Monday, May 15, 2017

Courses to Resources: A Learning Modernisation Roadmap

If you had to fix a fault with your washing machine, how would you do it? How about if you wanted to choose a good hotel for your holiday? Help your daughter with her homework on ‘The Egyptians’?
Our everyday lives have been simplified by a wide variety of tools and resources that we use to get stuff done. We don’t worry much about memorising things – we know how to figure it out.
But our work lives haven’t changed much: the easiest way to get stuff done is generally still to ask the person next to you.
Over the past few months I’ve had the privilege of talking with a wide variety of organisations - large and small, public and private - all of who are grappling with the challenge of modernising learning. They are awash with concepts like 70/20/10, blending, micro-learning, gamification, virtual reality, informal learning, social technologies, automation and personalisation.

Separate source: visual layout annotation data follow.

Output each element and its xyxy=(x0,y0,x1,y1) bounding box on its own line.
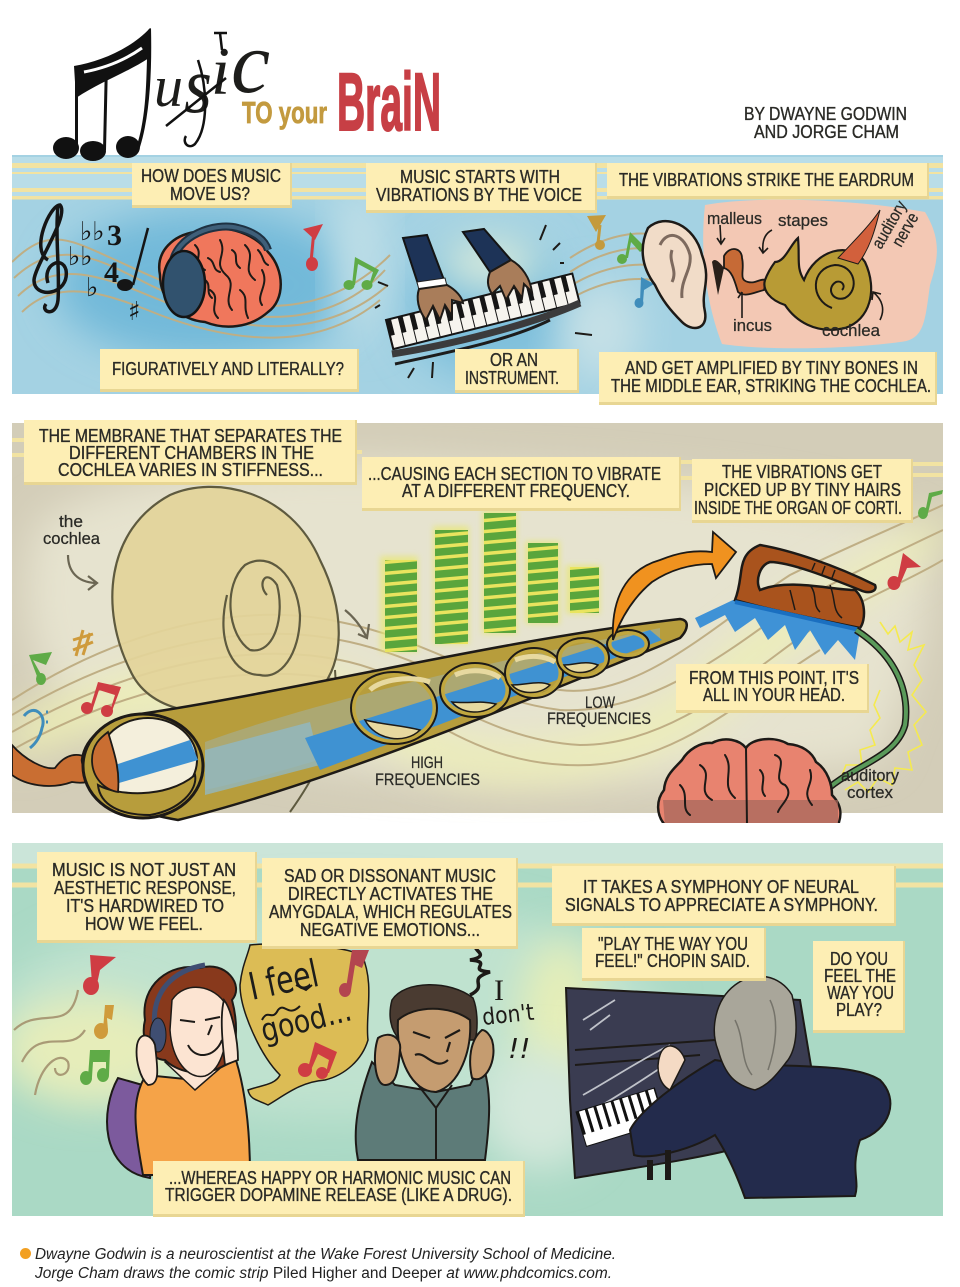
caption: do you feel the way you play: DO YOU xyxy=(830,949,888,969)
panel: how music reaches the ear xyxy=(12,155,943,405)
caption: different frequency: AT A DIFFERENT FREQUENCY. xyxy=(402,481,630,501)
caption: membrane stiffness: THE MEMBRANE THAT SEPARATES THE xyxy=(39,426,342,446)
caption: figuratively and literally xyxy=(100,349,359,392)
caption: organ of Corti: PICKED UP BY TINY HAIRS xyxy=(704,480,901,500)
title word: usic xyxy=(154,15,270,130)
icon: green note upper right xyxy=(918,490,943,519)
illustration: girl with headphones xyxy=(107,965,250,1178)
title word: usic: c xyxy=(231,15,270,112)
title word: usic: u xyxy=(154,54,183,119)
caption: hardwired to how we feel: HOW WE FEEL. xyxy=(85,914,203,934)
byline xyxy=(744,104,907,142)
labels: FREQUENCIES xyxy=(547,709,651,728)
icon: treble clef and time signature: ♭ xyxy=(86,273,98,303)
icon: gold note xyxy=(94,1005,114,1039)
caption: dopamine release: ...WHEREAS HAPPY OR HARMONIC MUSIC CAN xyxy=(169,1168,511,1188)
illustration: man covering ears xyxy=(356,945,535,1160)
caption: different frequency xyxy=(362,457,681,511)
ear labels xyxy=(707,197,922,340)
icon: blue basilar hairs xyxy=(695,600,860,660)
icon: bass clef xyxy=(24,710,48,748)
tube opening xyxy=(83,714,203,818)
caption: or an instrument: OR AN xyxy=(490,350,538,370)
illustration: man covering ears: !! xyxy=(508,1032,530,1065)
icon: squiggly music lines xyxy=(14,990,85,1095)
caption: membrane stiffness: DIFFERENT CHAMBERS IN THE xyxy=(69,443,314,463)
orange-brown stapes stub xyxy=(12,745,96,786)
labels: the xyxy=(59,512,83,531)
icon: green note xyxy=(617,232,642,264)
illustration: pianist at grand piano xyxy=(566,976,890,1198)
labels xyxy=(43,512,899,802)
ear labels: malleus xyxy=(707,209,762,228)
speech blob: I feel xyxy=(245,951,322,1009)
caption: Chopin quote: "PLAY THE WAY YOU xyxy=(598,934,748,954)
footer credits xyxy=(20,1246,616,1282)
icon: middle ear bones xyxy=(712,249,766,295)
icon: organ of Corti xyxy=(735,545,876,630)
caption: all in your head xyxy=(676,664,869,713)
icon: brain with headphones xyxy=(159,227,281,327)
caption: how does music move us: MOVE US? xyxy=(170,184,250,204)
pianist keys xyxy=(576,1088,665,1146)
icon: cochlea label arrow xyxy=(68,555,97,590)
gold staff strip xyxy=(12,440,943,478)
caption: amplified by tiny bones xyxy=(599,352,937,405)
labels: auditory xyxy=(841,766,899,785)
byline: BY DWAYNE GODWIN xyxy=(744,104,907,124)
caption: amygdala xyxy=(262,858,518,949)
caption: organ of Corti: THE VIBRATIONS GET xyxy=(722,462,882,482)
caption: symphony of neural signals: IT TAKES A SYMPHONY OF NEURAL xyxy=(583,877,859,897)
caption: amygdala: AMYGDALA, WHICH REGULATES xyxy=(269,902,512,922)
caption: membrane stiffness xyxy=(24,420,357,485)
caption: dopamine release: TRIGGER DOPAMINE RELEASE (LIKE A DRUG). xyxy=(165,1185,512,1205)
icon: treble clef and time signature: ♭♭ xyxy=(68,242,93,272)
icon: curved orange arrow xyxy=(613,532,736,640)
caption: organ of Corti: INSIDE THE ORGAN OF CORTI. xyxy=(694,498,902,518)
ear labels: auditory xyxy=(868,197,911,252)
icon: green double note xyxy=(80,1050,110,1085)
icon: treble clef and time signature: 3 xyxy=(107,219,122,252)
vibration ticks xyxy=(375,225,592,378)
caption: hardwired to how we feel: IT'S HARDWIRED TO xyxy=(66,896,224,916)
illustration: man covering ears: I xyxy=(494,974,504,1007)
caption: membrane stiffness: COCHLEA VARIES IN STIFFNESS... xyxy=(58,460,323,480)
caption: different frequency: ...CAUSING EACH SECTION TO VIBRATE xyxy=(368,464,661,484)
credit text xyxy=(34,1246,616,1282)
panel: inside the cochlea xyxy=(12,420,943,825)
speech blob xyxy=(240,944,369,1105)
staff waves right xyxy=(570,232,651,296)
byline: AND JORGE CHAM xyxy=(754,122,899,142)
icon: auditory nerve xyxy=(838,210,880,264)
icon: arrow to tube xyxy=(345,610,369,638)
caption: amplified by tiny bones: AND GET AMPLIFIED BY TINY BONES IN xyxy=(625,358,918,378)
caption: hardwired to how we feel: MUSIC IS NOT JUST AN xyxy=(52,860,236,880)
icon: brain xyxy=(658,739,840,825)
ear labels: nerve xyxy=(888,209,922,250)
labels: cortex xyxy=(847,783,893,802)
ear labels: stapes xyxy=(778,211,828,230)
staff waves xyxy=(12,505,943,765)
caption: how does music move us: HOW DOES MUSIC xyxy=(141,166,281,186)
credit text: Dwayne Godwin is a neuroscientist at the Wake Forest University School of Medicine. xyxy=(35,1246,616,1263)
icon: nerve with sparks xyxy=(831,622,927,794)
icon: treble clef and time signature: 4 xyxy=(104,256,119,289)
icon: green note xyxy=(29,652,52,685)
icon: red note xyxy=(311,230,314,262)
caption: how does music move us xyxy=(132,163,292,208)
caption: symphony of neural signals: SIGNALS TO APPRECIATE A SYMPHONY. xyxy=(565,895,878,915)
speech blob: good... xyxy=(257,991,355,1050)
caption: all in your head: ALL IN YOUR HEAD. xyxy=(703,685,845,705)
caption: vibrations by the voice xyxy=(366,163,597,213)
caption: amygdala: DIRECTLY ACTIVATES THE xyxy=(288,884,493,904)
caption: amygdala: SAD OR DISSONANT MUSIC xyxy=(284,866,496,886)
icon: music notes forming the letter M xyxy=(53,28,151,161)
caption: dopamine release xyxy=(153,1161,525,1217)
piano keys xyxy=(386,274,580,349)
caption: amygdala: NEGATIVE EMOTIONS... xyxy=(300,920,480,940)
unrolled cochlea tube xyxy=(82,619,687,820)
caption: hardwired to how we feel: AESTHETIC RESPONSE, xyxy=(54,878,236,898)
icon: green double note xyxy=(344,257,379,290)
panel: emotional response xyxy=(0,843,943,1217)
icon: gold note xyxy=(598,225,600,243)
caption: all in your head: FROM THIS POINT, IT'S xyxy=(689,668,859,688)
icon: treble clef and time signature xyxy=(34,205,148,327)
text: BraiN xyxy=(337,57,441,148)
credit text: Jorge Cham draws the comic strip Piled Higher and Deeper at www.phdcomics.com. xyxy=(34,1265,612,1282)
caption: do you feel the way you play: FEEL THE xyxy=(824,966,896,986)
labels: FREQUENCIES xyxy=(375,770,480,789)
ear labels: incus xyxy=(733,316,772,335)
title xyxy=(53,15,441,161)
caption: vibrations by the voice: VIBRATIONS BY THE VOICE xyxy=(376,185,582,205)
icon: sharp sign xyxy=(73,630,93,656)
icon: treble clef and time signature: ♯ xyxy=(128,297,141,327)
icon: red double note xyxy=(81,682,121,717)
icon: rolled cochlea spiral xyxy=(112,487,339,812)
caption: figuratively and literally: FIGURATIVELY AND LITERALLY? xyxy=(112,359,344,379)
caption: do you feel the way you play: WAY YOU xyxy=(827,983,894,1003)
icon: red note right xyxy=(888,553,921,590)
caption: vibrations strike the eardrum xyxy=(607,163,929,199)
title words: to your: TO your xyxy=(242,95,327,130)
caption: or an instrument: INSTRUMENT. xyxy=(465,368,559,388)
caption: hardwired to how we feel xyxy=(37,852,257,943)
icon: blue note xyxy=(634,277,654,308)
staff waves left xyxy=(12,240,390,338)
caption: organ of Corti xyxy=(692,459,913,523)
tube rings xyxy=(351,630,649,744)
labels: HIGH xyxy=(411,753,443,772)
title word: usic: i xyxy=(211,33,230,109)
labels: cochlea xyxy=(43,529,101,548)
pink middle ear background xyxy=(703,200,937,348)
caption: Chopin quote: FEEL!" CHOPIN SAID. xyxy=(595,951,750,971)
ear labels: cochlea xyxy=(822,321,881,340)
caption: symphony of neural signals xyxy=(552,866,896,926)
icon: ear xyxy=(643,221,706,328)
caption: vibrations by the voice: MUSIC STARTS WITH xyxy=(400,167,560,187)
labels: LOW xyxy=(585,693,615,712)
illustration: man covering ears: don't xyxy=(481,1000,535,1031)
caption: do you feel the way you play: PLAY? xyxy=(836,1000,882,1020)
caption: Chopin quote xyxy=(582,928,766,981)
caption: or an instrument xyxy=(455,349,579,393)
orange bullet xyxy=(20,1248,31,1259)
icon: treble clef and time signature: ♭♭ xyxy=(80,217,105,247)
icon: cochlea snail xyxy=(764,238,871,330)
icon: red note xyxy=(83,955,116,995)
title word: usic: s xyxy=(184,42,212,130)
caption: do you feel the way you play xyxy=(813,941,905,1033)
icon: hands playing a keyboard xyxy=(375,225,592,378)
equalizer bars xyxy=(380,510,600,652)
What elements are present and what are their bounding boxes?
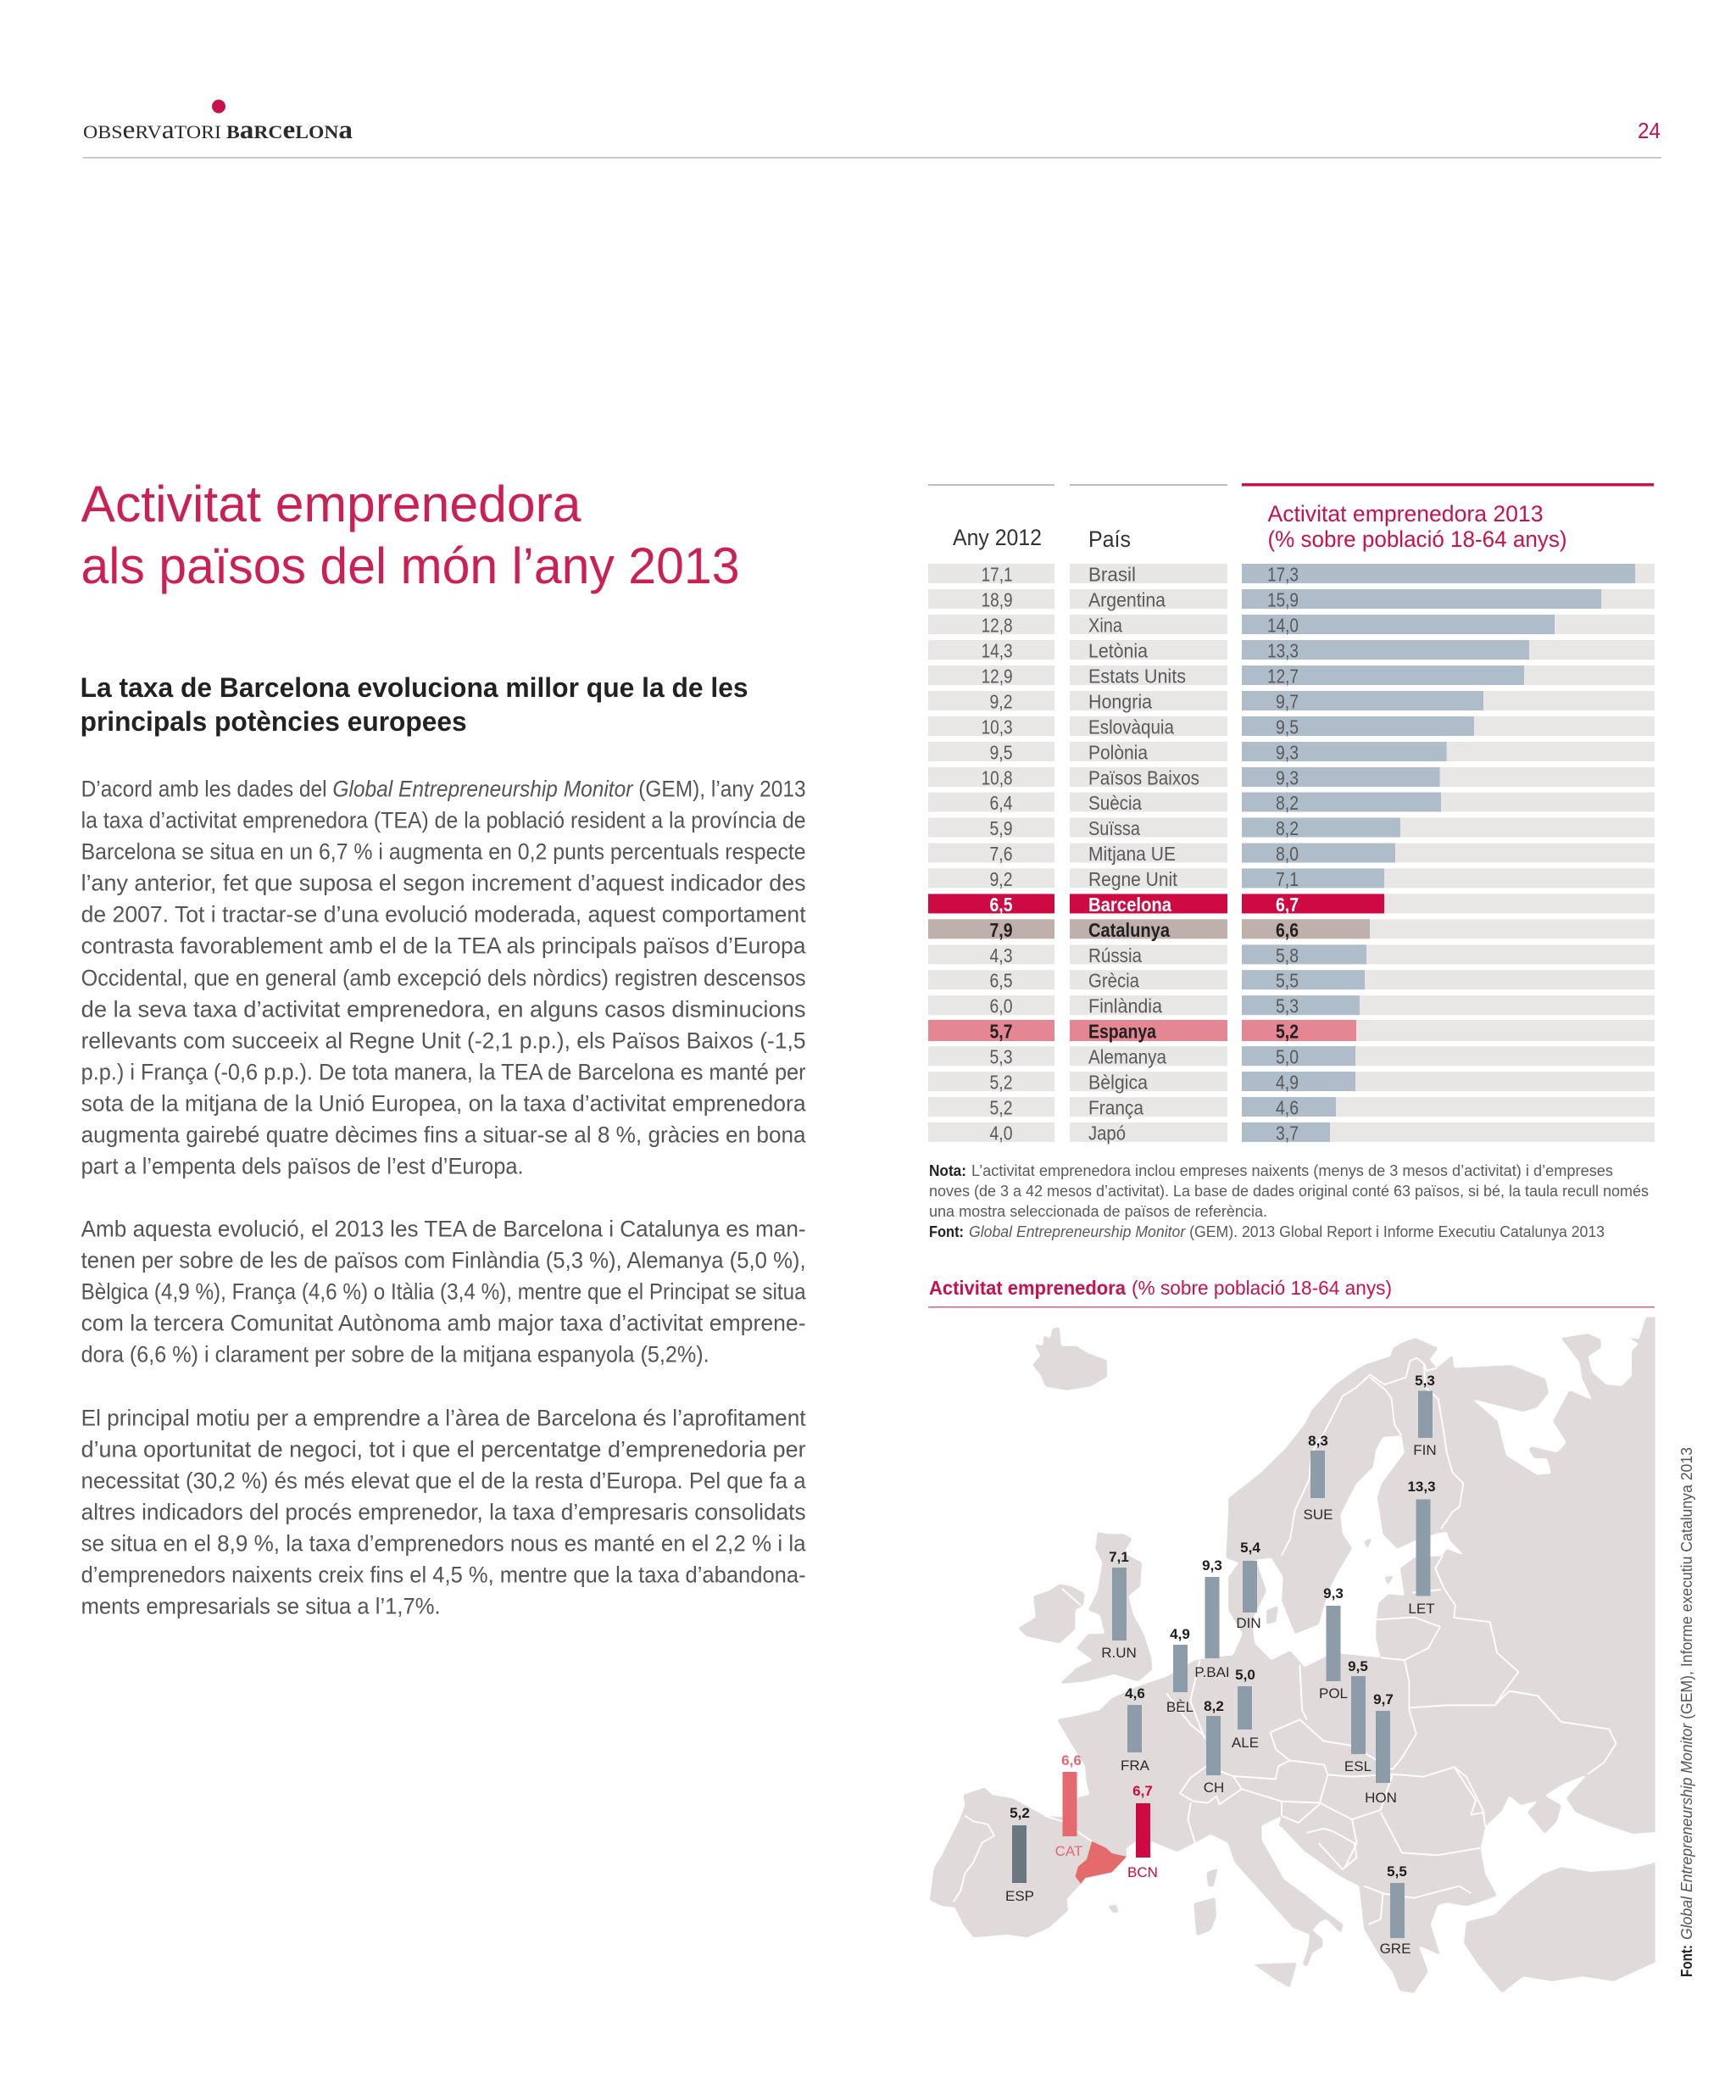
- row: Estats Units: Estats Units: [1088, 665, 1186, 687]
- bar: Espanya: ESP: [1005, 1888, 1034, 1904]
- vertical source note: Font:: [1678, 1945, 1695, 1977]
- bar: França: 4,6: [1125, 1685, 1145, 1702]
- row: Mitjana UE: Mitjana UE: [1088, 843, 1176, 865]
- title: Activitat emprenedora: [81, 476, 581, 532]
- row: Espanya (highlight): [928, 1020, 1655, 1043]
- body text: augmenta gairebé quatre dècimes fins a situar-se al 8 %, gràcies en bona: [81, 1122, 807, 1148]
- row: Alemanya: 5,0: [1276, 1046, 1299, 1068]
- row: Estats Units: 12,9: [982, 665, 1013, 687]
- bar: Dinamarca: DIN: [1236, 1615, 1261, 1631]
- row: Rússia: [928, 944, 1655, 966]
- row: Letònia: 13,3: [1267, 639, 1299, 661]
- logo: Observatori Barcelona: [83, 100, 353, 144]
- body text: se situa en el 8,9 %, la taxa d’emprenedors nous es manté en el 2,2 % i la: [81, 1531, 807, 1557]
- bar: Alemanya: 5,0: [1235, 1667, 1255, 1683]
- bar: Regne Unit: 7,1: [1109, 1549, 1129, 1565]
- row: Xina: 14,0: [1267, 614, 1299, 636]
- bar: Països Baixos: [1194, 1557, 1230, 1680]
- row: Xina: Xina: [1088, 614, 1122, 636]
- bar: Suïssa: [1204, 1698, 1224, 1796]
- row: Països Baixos: [928, 766, 1655, 788]
- bar: Catalunya: [1055, 1752, 1082, 1859]
- row: Suècia: Suècia: [1088, 792, 1142, 814]
- title: [81, 476, 739, 594]
- row: Mitjana UE: [928, 843, 1655, 865]
- bar: Bèlgica: BÈL: [1166, 1699, 1194, 1715]
- bar: Països Baixos: P.BAI: [1194, 1664, 1230, 1680]
- row: Finlàndia: [928, 995, 1655, 1017]
- row: Hongria: 9,2: [990, 690, 1012, 712]
- row: Bèlgica: 4,9: [1276, 1072, 1299, 1094]
- title: als països del món l’any 2013: [81, 538, 739, 594]
- logo: Observatori Barcelona: BaRCeLONa: [226, 114, 353, 144]
- page number: 24: [1638, 118, 1661, 143]
- row: Grècia: 5,5: [1276, 970, 1299, 992]
- row: Estats Units: 12,7: [1267, 665, 1299, 687]
- row: Polònia: Polònia: [1088, 741, 1148, 763]
- subheading: [81, 672, 748, 737]
- row: França: 5,2: [990, 1097, 1012, 1119]
- bar: Hongria: HON: [1365, 1790, 1397, 1806]
- bar: Regne Unit: R.UN: [1101, 1645, 1137, 1661]
- note and source: Font:: [929, 1223, 964, 1240]
- row: Xina: 12,8: [982, 614, 1013, 636]
- row: Barcelona (highlight): 6,7: [1276, 894, 1299, 916]
- bar: Barcelona: [1127, 1783, 1158, 1880]
- bar: Suïssa: CH: [1204, 1780, 1224, 1796]
- row: Països Baixos: 9,3: [1276, 766, 1299, 788]
- body text: la taxa d’activitat emprenedora (TEA) de la població resident a la província de: [81, 807, 806, 833]
- row: Letònia: Letònia: [1088, 639, 1148, 661]
- row: Japó: 3,7: [1276, 1122, 1299, 1144]
- map heading: (% sobre població 18-64 anys): [1132, 1277, 1392, 1299]
- bar: Regne Unit: [1101, 1549, 1137, 1661]
- row: Suïssa: Suïssa: [1088, 817, 1140, 839]
- bar: Letònia: [1407, 1479, 1436, 1617]
- bar: Alemanya: ALE: [1232, 1735, 1259, 1751]
- body text: de 2007. Tot i tractar-se d’una evolució moderada, aquest comportament: [81, 902, 806, 927]
- row: Barcelona (highlight): [928, 894, 1655, 916]
- body text: El principal motiu per a emprendre a l’àrea de Barcelona és l’aprofitament: [81, 1406, 806, 1431]
- bar: Suècia: [1304, 1433, 1333, 1523]
- table: data rows: [928, 563, 1655, 1144]
- row: Mitjana UE: 7,6: [990, 843, 1012, 865]
- row: Espanya (highlight): Espanya: [1088, 1021, 1156, 1043]
- body text: com la tercera Comunitat Autònoma amb major taxa d’activitat emprene-: [81, 1311, 806, 1336]
- row: Finlàndia: 6,0: [990, 995, 1012, 1017]
- row: Finlàndia: 5,3: [1276, 995, 1299, 1017]
- row: Japó: Japó: [1088, 1122, 1126, 1144]
- bar: França: FRA: [1121, 1757, 1150, 1774]
- row: Brasil: Brasil: [1088, 563, 1136, 585]
- map heading: [928, 1277, 1655, 1307]
- bar: Finlàndia: 5,3: [1415, 1373, 1435, 1389]
- bar: Letònia: LET: [1408, 1601, 1435, 1617]
- row: Suècia: 6,4: [990, 792, 1013, 814]
- table headers: País: [1088, 526, 1131, 552]
- row: Catalunya (highlight): 7,9: [990, 919, 1012, 941]
- subheading: principals potències europees: [81, 706, 467, 737]
- body text: d’emprenedors naixents creix fins el 4,5 %, mentre que la taxa d’abandona-: [81, 1562, 806, 1587]
- row: Japó: 4,0: [990, 1122, 1012, 1144]
- logo: Observatori Barcelona: OBSeRVaTORI: [83, 114, 221, 144]
- body text: Barcelona se situa en un 6,7 % i augmenta en 0,2 punts percentuals respecte: [81, 839, 806, 865]
- bar: Eslovàquia: ESL: [1344, 1758, 1372, 1774]
- bar: Bèlgica: 4,9: [1170, 1626, 1190, 1642]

The advice I give them is simple:
Shift from courses to resources.
It doesn’t matter what technology or approach you are using: if you are still trying to push information rather than help people get stuff done, it won’t work.
So what does a shift from courses to resources mean?
First and foremost it means being user-centered in the way you design things. Really find out what problems people have, what motivates them, and how you can help.
It means taking a fresh look at your capabilities as a learning organisation: whether you have people and suppliers who know how to design and build resources.
It means setting aside conventions, fads and distractions and worrying less about new ways to force people to memorise things and more about how to help people get stuff done.